2023年07月06日 | ⇒ニュース走査

    5月31日朝、沖縄県にJアラート=全国瞬時警報システムが鳴り響いた。「北朝鮮からミサイルが発射されたものとみられます。建物の中や地下に避難して下さい」と。間もなくして、「先ほどのミサイルは我が国には飛来しないものとみられます。避難の呼びかけを解除します」に切り替わった。Jアラートを報じるNHKニュースをチェックしていたが、スピード感のある速報だった。緊張が走ったのも、これに先立って北朝鮮が4月29日に「31日から来月11日までの間に『人工衛星』を打ち上げる」と日本に通告していたからだ。

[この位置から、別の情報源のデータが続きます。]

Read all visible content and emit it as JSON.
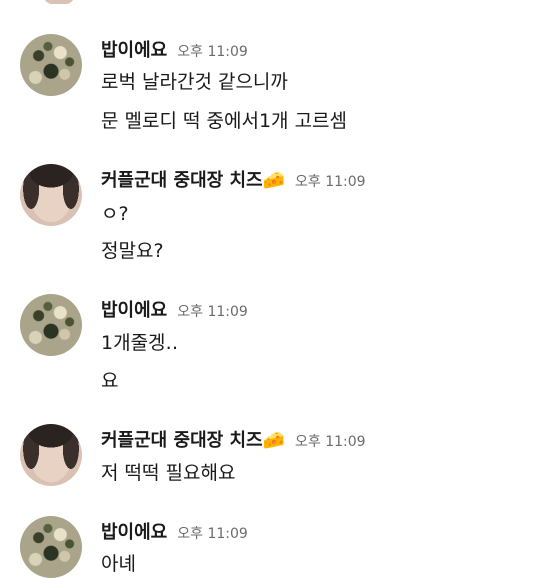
{
  "messages": [
    {
      "sender": "밥이에요",
      "time": "오후 11:09",
      "avatar": "food-photo-avatar",
      "lines": [
        "로벅 날라간것 같으니까",
        "문 멜로디 떡 중에서1개 고르셈"
      ]
    },
    {
      "sender": "커플군대 중대장 치즈",
      "sender_emoji": "🧀",
      "time": "오후 11:09",
      "avatar": "person-photo-avatar",
      "lines": [
        "ㅇ?",
        "정말요?"
      ]
    },
    {
      "sender": "밥이에요",
      "time": "오후 11:09",
      "avatar": "food-photo-avatar",
      "lines": [
        "1개줄겡‥",
        "요"
      ]
    },
    {
      "sender": "커플군대 중대장 치즈",
      "sender_emoji": "🧀",
      "time": "오후 11:09",
      "avatar": "person-photo-avatar",
      "lines": [
        "저 떡떡 필요해요"
      ]
    },
    {
      "sender": "밥이에요",
      "time": "오후 11:09",
      "avatar": "food-photo-avatar",
      "lines": [
        "아녜"
      ]
    }
  ]
}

   その後に韓国メディアのWeb版に切り替えた。すると、通信社の「聯合ニュース」は、韓国軍の消息筋の話として、北の宇宙発射体が予告された落下地点に行かず、レーダーから消失したと伝えていた。

   さらに北朝鮮の国営メディア「朝鮮中央通信」Web版をチェックすると、「午前6時27分に西海衛星発射場から軍事衛星『万里鏡1号』を新型ロケット『千里馬1型』に搭載・発射した」「1段目の分離後、2段目のエンジン始動に異常があり推進力を失って朝鮮西海(黄海)に落ちた」。失敗の原因を「千里馬1型に導入された新型エンジンシステムの信頼性と安定性が低く、使用された燃料の特性が不安定であることに事故の原因があった」とした上で、「国家宇宙開発局は衛星発射で現れた重大な欠陥を具体的に調査、解明し、可能な限り早期に2回目の発射を断行する」と報じていた。

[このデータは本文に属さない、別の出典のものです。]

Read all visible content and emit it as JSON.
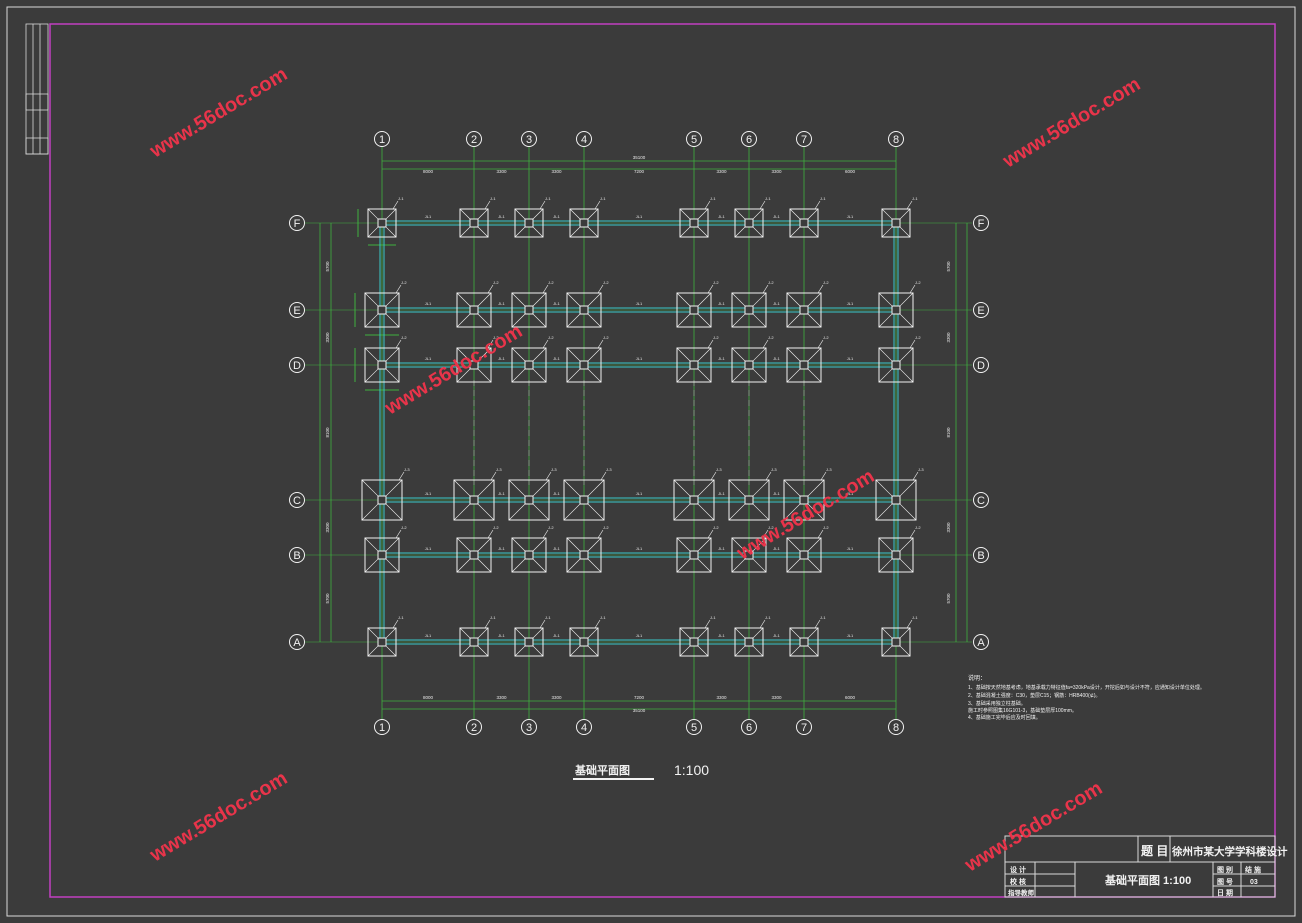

   北朝鮮の衛星発射の失敗から36日。きょう6日付の韓国メディア「中央日報」のWeb版をチェックすると、その結末が報じられている。韓国軍合同参謀本部は黄海に落下した北朝鮮の衛星の残骸を引き上げて分析した結果をきのう5日に発表した。米韓が共同分析した結果では、搭載されていたカメラは横・縦1㍍が1個の点で表示されることを意味する「解像度1㍍級」よりはるかに解像度が落ちるもので、偵察を目的とした軍事的効用はまったくないことが分かった。(※写真、先月16日に引き揚げられた発射体の残骸の一部=撮影:韓国軍合同参謀本部)

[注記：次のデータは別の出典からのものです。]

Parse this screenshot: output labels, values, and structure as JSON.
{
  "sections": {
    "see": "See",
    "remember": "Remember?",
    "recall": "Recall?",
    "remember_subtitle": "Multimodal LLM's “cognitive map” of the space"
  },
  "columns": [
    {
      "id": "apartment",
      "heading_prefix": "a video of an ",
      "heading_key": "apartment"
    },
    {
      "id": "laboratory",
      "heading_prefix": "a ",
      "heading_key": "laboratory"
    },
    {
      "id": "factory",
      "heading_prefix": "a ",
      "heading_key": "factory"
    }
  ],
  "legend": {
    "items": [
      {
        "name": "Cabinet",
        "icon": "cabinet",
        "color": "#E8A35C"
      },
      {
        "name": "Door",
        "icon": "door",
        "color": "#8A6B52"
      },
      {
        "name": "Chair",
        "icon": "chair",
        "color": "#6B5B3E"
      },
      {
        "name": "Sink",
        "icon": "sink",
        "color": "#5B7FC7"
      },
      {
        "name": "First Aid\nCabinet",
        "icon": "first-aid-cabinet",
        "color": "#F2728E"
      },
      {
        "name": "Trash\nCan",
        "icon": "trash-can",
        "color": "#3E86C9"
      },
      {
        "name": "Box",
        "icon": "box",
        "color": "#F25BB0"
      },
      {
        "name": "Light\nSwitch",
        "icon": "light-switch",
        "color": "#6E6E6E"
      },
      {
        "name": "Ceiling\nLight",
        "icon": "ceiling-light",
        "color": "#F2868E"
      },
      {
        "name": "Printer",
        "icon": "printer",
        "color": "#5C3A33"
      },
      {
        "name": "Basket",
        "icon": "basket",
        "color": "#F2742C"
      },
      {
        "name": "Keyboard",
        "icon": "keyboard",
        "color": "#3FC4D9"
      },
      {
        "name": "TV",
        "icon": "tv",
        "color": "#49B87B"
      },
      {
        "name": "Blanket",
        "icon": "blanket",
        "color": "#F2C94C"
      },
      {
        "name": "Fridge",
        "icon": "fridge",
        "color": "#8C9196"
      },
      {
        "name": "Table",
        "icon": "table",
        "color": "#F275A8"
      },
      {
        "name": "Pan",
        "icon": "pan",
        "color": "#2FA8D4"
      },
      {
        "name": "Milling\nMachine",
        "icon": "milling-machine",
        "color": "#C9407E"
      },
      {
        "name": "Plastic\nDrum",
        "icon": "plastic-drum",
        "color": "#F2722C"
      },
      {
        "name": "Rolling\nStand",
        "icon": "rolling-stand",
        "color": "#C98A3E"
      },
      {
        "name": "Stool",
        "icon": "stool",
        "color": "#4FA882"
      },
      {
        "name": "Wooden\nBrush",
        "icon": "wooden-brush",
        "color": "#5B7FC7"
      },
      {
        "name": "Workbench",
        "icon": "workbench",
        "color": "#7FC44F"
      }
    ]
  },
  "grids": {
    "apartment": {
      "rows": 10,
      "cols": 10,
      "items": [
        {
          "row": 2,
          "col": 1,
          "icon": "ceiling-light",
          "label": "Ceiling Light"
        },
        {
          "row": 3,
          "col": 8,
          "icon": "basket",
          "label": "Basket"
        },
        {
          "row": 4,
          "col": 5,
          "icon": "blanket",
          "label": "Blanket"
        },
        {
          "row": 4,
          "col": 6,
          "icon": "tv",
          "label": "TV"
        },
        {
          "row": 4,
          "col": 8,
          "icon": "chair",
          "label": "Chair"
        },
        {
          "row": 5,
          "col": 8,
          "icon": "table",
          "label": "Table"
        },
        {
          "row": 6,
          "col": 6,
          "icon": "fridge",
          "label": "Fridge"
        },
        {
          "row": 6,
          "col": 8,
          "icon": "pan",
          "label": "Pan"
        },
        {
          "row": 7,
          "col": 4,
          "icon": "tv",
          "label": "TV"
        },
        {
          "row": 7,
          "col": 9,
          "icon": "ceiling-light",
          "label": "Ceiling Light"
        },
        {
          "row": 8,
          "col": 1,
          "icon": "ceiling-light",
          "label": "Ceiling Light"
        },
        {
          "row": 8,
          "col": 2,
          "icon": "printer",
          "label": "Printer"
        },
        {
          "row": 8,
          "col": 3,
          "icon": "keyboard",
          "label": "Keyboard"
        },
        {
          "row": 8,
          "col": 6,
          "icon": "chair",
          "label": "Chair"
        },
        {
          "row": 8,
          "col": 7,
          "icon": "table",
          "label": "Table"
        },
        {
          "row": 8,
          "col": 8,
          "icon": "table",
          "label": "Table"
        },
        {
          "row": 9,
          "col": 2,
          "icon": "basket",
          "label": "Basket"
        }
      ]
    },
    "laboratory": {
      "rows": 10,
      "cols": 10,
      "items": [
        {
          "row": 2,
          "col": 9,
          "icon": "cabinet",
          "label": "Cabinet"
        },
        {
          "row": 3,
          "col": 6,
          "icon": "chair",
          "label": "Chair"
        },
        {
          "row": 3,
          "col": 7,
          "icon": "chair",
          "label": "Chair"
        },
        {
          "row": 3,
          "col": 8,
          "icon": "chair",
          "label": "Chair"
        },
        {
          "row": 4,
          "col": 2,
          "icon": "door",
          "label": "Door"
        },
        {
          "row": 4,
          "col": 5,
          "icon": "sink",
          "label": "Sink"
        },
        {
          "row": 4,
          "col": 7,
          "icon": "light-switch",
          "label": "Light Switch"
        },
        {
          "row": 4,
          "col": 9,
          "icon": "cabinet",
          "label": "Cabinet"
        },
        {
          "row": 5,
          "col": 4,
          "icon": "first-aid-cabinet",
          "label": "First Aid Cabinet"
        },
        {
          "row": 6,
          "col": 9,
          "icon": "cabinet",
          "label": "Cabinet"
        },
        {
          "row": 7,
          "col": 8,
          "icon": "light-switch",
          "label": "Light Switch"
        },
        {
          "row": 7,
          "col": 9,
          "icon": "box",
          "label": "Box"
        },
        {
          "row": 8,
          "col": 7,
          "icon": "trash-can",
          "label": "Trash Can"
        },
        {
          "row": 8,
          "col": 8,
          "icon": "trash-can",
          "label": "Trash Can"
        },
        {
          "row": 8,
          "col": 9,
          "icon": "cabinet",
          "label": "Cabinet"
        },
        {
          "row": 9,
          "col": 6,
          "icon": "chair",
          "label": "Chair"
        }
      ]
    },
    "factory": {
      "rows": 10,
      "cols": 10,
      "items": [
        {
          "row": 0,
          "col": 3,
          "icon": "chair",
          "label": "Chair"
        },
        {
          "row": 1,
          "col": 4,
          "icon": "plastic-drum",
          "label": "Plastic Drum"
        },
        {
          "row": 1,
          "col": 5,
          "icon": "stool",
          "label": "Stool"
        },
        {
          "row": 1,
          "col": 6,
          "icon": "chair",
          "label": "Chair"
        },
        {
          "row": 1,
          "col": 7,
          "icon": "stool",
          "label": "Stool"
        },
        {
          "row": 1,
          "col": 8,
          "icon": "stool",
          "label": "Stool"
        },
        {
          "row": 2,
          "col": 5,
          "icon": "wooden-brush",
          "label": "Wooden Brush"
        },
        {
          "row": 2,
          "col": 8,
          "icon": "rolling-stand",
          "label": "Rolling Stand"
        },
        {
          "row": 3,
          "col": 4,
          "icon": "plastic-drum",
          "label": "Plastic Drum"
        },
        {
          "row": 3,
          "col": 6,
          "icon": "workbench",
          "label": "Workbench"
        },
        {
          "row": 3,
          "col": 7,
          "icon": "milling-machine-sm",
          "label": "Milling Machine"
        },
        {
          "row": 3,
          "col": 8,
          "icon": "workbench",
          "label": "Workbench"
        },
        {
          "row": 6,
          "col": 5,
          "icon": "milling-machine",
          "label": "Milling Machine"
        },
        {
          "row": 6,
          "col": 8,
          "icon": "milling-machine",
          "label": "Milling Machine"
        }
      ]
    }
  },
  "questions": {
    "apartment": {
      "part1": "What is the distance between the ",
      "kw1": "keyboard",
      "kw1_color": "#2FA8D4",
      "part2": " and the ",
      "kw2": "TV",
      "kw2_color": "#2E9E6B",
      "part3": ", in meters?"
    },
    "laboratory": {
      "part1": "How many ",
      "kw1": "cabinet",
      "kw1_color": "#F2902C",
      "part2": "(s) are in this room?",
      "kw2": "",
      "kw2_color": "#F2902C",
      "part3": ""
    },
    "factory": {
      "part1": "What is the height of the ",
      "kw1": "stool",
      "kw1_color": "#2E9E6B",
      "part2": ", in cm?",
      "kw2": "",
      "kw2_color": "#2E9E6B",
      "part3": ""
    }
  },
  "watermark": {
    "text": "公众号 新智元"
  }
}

   その上で、ミサイル防衛に詳しいマサチューセッツ工科大学の専門家のコメントとして、「技術的に発展した国というこ学を見せるためのもの」と紹介し、いわゆる「はりぼて衛星」をあたかも全世界を偵察できる能力があるように見せかける意図があったのではないかと指摘した。

   ただ、北朝鮮は再度の衛星打ち上げを断行すると表明している。必要な技術と部品、装備を調達するとなれば、ロシアの支援を受けるしかないのではないか。